Lyautey
Le 13 avril 1764, un dessinateur de la Fabrique, Etienne Benoît, note dans son livre de raison l’entretien qu’il a eu la veille avec l’ingénieur Morand. Un certain Perrache parlait alors de relier par des terres fermes les îles du confluent afin d’allonger la presqu’île. Morand juge ce projet ridicule : Ces terrains, toujours fermés par les eaux, ne pourraient en effet s’étendre à l’infini puisqu’ils rencontreraient infailliblement le confluent, quel que soit le point jusqu'où on le repousserait. Morand préfère rêver d’un agrandissement sur l’autre rive du Rhône, là où débute une plaine illimitée : Lyon pourrait alors à son gré s’étendre pendant des siècles, sans limites.
C’est une ville nouvelle dont il se fait le visionnaire exalté, qui doit naître « dans les vorgines et les broteaux de la rive gauche du Rhône ».
Par lettres patentes, et après d’âpres négociations, Jean-Antoine Morand (1727-1794) obtient donc le 4 janvier 1771 l’autorisation de construire son pont. Les recteurs de l’Hôtel-Dieu, inconscients de l’opportunité qu’allait représenter pour les Hospices Civils le franchissement du Rhône, imposent leurs conditions : La compagnie devrait payer pendant 63 ans, aux pauvres de l’Hôtel-Dieu, une rente annuelle de 6000 livres. Le prix du passage pour les gens à pied est fixé à 6 deniers, alors que la compagnie en demandait neuf.
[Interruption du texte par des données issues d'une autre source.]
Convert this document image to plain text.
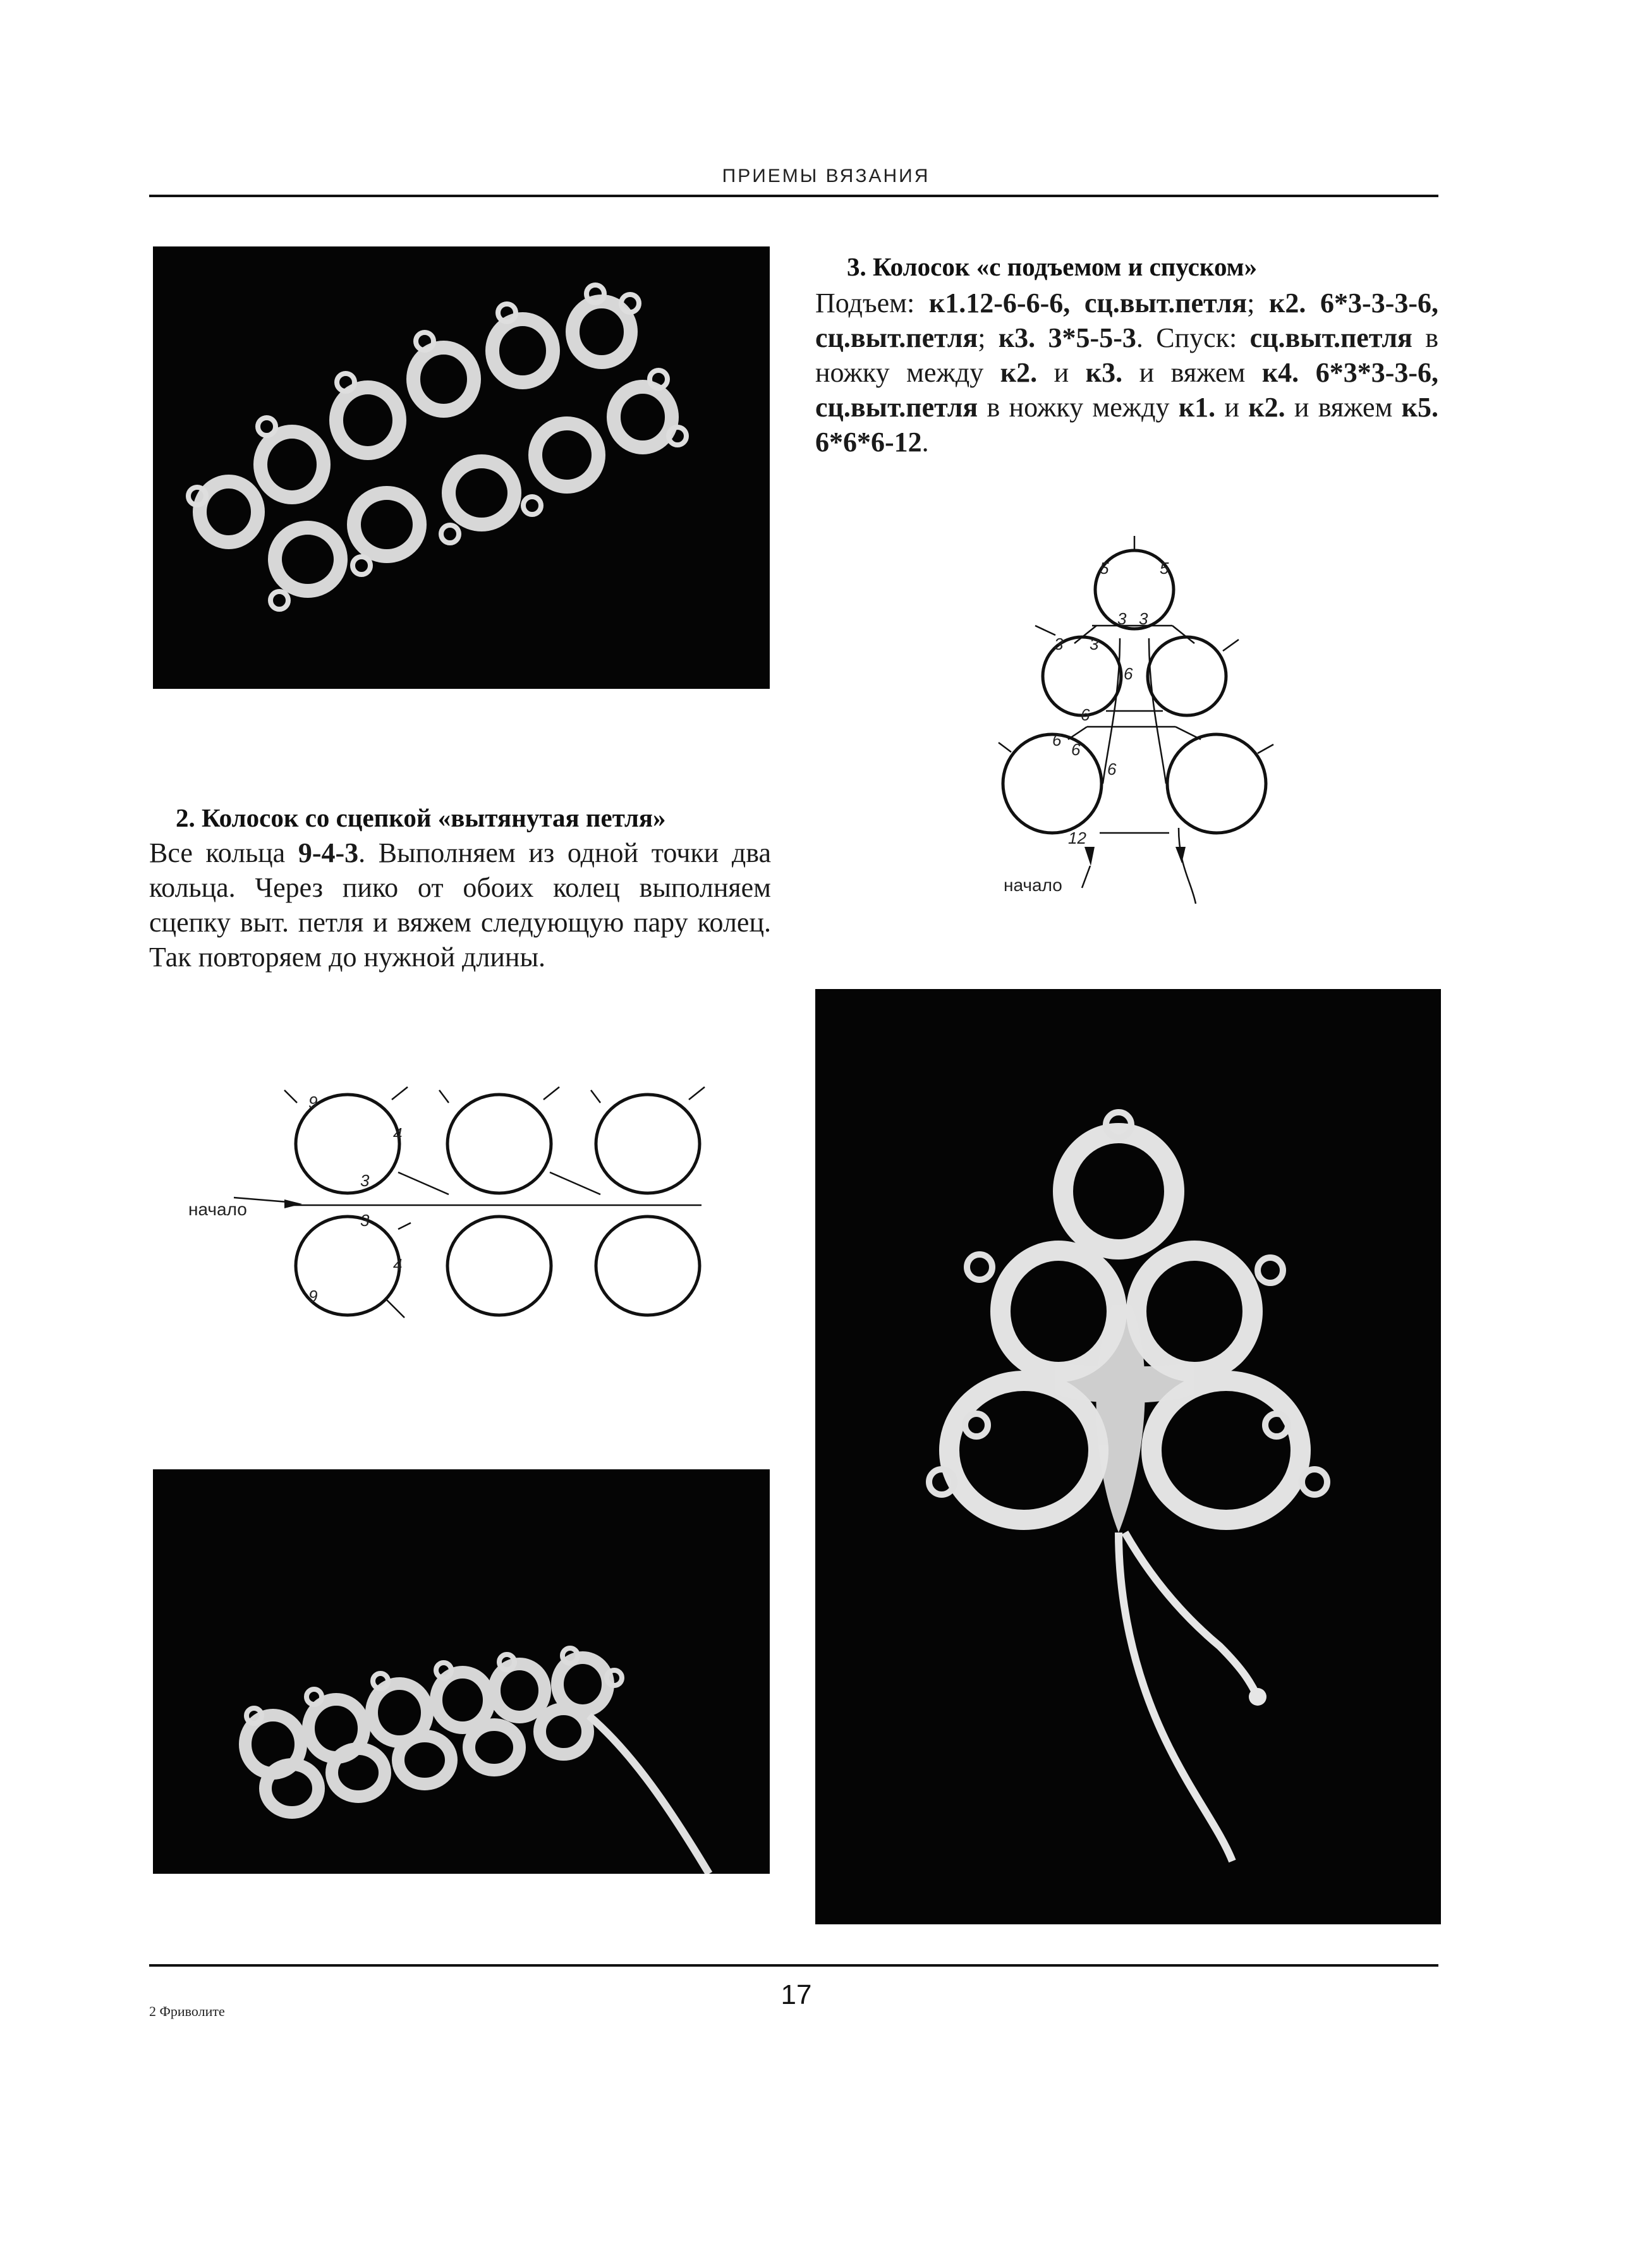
ПРИЕМЫ ВЯЗАНИЯ
3. Колосок «с подъемом и спуском»
Подъем: к1.12-6-6-6, сц.выт.петля; к2. 6*3-3-3-6, сц.выт.петля; к3. 3*5-5-3. Спуск: сц.выт.петля в ножку между к2. и к3. и вяжем к4. 6*3*3-3-6, сц.выт.петля в ножку между к1. и к2. и вяжем к5. 6*6*6-12.
5	5
3 3
3 3
6
6
6 6
6
12
начало
2. Колосок со сцепкой «вытянутая петля»
Все кольца 9-4-3. Выполняем из одной точки два кольца. Через пико от обоих колец выполняем сцепку выт. петля и вяжем следующую пару колец. Так повторяем до нужной длины.
9
4
3
3
4
9
начало
2 Фриволите
17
Le 15 juillet, ils refusent l’exécution, traitant Morand de malfaiteur. En 1775, Morand parvient finalement à construire son pont.
Dans le tome III de son Dictionnaire des Lyonnaiseries, Louis Maynard précise que ce pont, dont les arches apparaissaient de loin, comme des chevalets de bois était l’un des plus beaux existant en ce genre : « il avait treize mètres de largeur, deux cent neuf de longueur entre ses culées et comptait seize travées ayant de neuf à treize mètres cinquante de diamètres. » Sa résistance au gel, durant l’hiver 1789 étonna tant qu’un poteau supportant une couronne de laurier fut longtemps placé en son centre; On pouvait y lire : Impavidum ferient ruinae.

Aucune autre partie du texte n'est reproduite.